Working with Hamza on #3340 (Atelier : testing should use tox instead of setup.py test). we started with the atelier package.

$ go atelier
$ pip install tox
$ tox-quickstart
...
What Python versions do you want to test against?
            [1] py37
            [2] py27, py37
            [3] (All versions) py27, py35, py36, py37, pypy, jython
            [4] Choose each one-by-one
> Enter the number of your choice [3]: 1
> Type the command to run your tests [pytest]:
What extra dependencies do your tests have?
default dependencies are: ['pytest']
> Comma-separated list of dependencies:
Finished: ./tox.ini has been created. For information on this file, see https://tox.readthedocs.io/en/latest/config.html
Execute `tox` to test your project.

So tox-quickstart suggests pytest as the default testing command. Okay, why not.

To avoid WARNING: Discarding $PYTHONPATH from environment, to override specify PYTHONPATH in 'passenv' in your configuration. I added the following to the [testenv] section:

setenv =
  PYTHONPATH={toxinidir}

What should we say for envlist? py36? py37? or both? One should be enough. The tox default is 3.7 but that didn’t work for me because I had Python 3.6 on Ubuntu 18.04.3 LTS (Bionic Beaver). Which Python version is on Debian Buster? –> 3.7 So this is the Python we use on a normal production site, this should be our default version.

So I must just manually run:

sudo apt install python3.7

I also added a testpaths because I know that we have all tests in that subdirectory:

[pytest]
testpaths = tests

The default pytest behaviour is to discover files named test*.py. So I had to rename __init__.py to test_everything.py. The tests directory no longer needs to be a package.

Now it works when I run:

$ tox

Except that it gives a warning:

DeprecationWarning: the imp module is deprecated in favour of importlib; see the module's documentation for alternative uses

That’s for example in rstgen.sphinxconf.base and lino.utils.dpy.

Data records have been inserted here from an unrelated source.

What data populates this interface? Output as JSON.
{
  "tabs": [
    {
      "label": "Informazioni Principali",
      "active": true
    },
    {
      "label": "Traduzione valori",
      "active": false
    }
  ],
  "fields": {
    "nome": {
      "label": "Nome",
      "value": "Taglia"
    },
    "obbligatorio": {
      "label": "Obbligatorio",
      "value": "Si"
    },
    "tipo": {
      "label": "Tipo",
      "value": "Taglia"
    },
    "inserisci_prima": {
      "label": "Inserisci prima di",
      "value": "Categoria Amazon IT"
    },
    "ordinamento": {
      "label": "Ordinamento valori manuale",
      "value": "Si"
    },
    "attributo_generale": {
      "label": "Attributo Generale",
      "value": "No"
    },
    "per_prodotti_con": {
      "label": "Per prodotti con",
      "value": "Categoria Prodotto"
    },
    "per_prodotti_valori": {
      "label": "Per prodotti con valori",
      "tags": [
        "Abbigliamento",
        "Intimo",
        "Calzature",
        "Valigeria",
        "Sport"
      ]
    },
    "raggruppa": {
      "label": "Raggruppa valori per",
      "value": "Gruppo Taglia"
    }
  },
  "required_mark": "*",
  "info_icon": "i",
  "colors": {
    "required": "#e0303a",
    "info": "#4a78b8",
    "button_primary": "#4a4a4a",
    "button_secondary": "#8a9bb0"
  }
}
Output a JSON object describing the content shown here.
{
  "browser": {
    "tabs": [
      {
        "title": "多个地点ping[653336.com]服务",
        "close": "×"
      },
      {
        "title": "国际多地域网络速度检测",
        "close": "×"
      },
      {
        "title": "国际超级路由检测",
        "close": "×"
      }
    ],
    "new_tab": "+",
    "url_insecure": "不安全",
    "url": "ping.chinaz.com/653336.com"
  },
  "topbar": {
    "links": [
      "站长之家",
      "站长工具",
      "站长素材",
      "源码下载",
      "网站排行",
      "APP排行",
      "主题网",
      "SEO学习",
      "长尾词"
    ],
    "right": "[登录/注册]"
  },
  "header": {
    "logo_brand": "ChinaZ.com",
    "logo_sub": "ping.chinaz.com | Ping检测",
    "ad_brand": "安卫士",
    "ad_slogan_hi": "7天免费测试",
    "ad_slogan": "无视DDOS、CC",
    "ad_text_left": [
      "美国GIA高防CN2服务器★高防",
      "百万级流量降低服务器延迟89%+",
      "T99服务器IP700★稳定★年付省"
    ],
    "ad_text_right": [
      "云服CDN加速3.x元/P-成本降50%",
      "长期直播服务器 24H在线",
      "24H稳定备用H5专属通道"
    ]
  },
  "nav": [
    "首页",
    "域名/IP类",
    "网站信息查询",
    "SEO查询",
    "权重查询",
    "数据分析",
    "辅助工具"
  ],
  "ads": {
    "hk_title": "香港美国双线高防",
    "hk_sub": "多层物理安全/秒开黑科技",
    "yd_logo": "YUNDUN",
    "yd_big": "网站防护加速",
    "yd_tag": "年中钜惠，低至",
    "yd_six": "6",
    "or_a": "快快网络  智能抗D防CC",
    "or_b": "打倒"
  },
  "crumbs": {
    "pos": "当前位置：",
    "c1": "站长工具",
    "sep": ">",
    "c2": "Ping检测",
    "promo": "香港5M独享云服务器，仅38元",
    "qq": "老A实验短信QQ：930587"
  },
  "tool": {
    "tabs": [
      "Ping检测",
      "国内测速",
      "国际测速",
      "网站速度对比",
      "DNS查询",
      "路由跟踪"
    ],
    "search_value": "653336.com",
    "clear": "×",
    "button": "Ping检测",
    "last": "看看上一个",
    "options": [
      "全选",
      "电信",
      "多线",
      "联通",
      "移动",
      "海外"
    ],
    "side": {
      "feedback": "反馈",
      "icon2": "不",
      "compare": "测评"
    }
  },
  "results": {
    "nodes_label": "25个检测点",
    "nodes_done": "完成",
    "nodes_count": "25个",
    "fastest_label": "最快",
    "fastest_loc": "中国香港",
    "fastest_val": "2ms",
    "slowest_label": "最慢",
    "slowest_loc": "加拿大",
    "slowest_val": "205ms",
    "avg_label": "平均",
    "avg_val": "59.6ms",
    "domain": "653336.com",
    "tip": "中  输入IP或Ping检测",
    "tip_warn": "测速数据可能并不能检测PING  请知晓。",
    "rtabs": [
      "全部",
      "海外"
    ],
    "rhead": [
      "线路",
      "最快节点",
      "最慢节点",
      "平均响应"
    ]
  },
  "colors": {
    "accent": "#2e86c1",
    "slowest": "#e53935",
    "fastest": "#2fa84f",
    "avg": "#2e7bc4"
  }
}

I replaced them by importlib, let’s see whether that works. But other dependencies (jinja2, ..) are using it, so the warning won’t go away. To suppress them, I added the following to my [pytest] section:

[pytest]
filterwarnings =
    ignore::DeprecationWarning

I changed the inv test command of atelier.invlib.tasks to simply run tox.

Now what about coverage? Oho, pytest-cov promises “Subprocess support: you can fork or run stuff in a subprocess and will get covered without any fuss.”

::

$ pip install pytest-cov $ pytest –cov=atelier

So I just need to specify this as the commands in my [testenv]:

commands =
    pytest --cov=atelier

And we can probably remove the inv cov command because inv test will always also run coverage.

Now of course we should review all our projects:

  • add a tox.ini file

  • rename __init__.py to test_everything.py

  • Add .tox to the .gitignore file.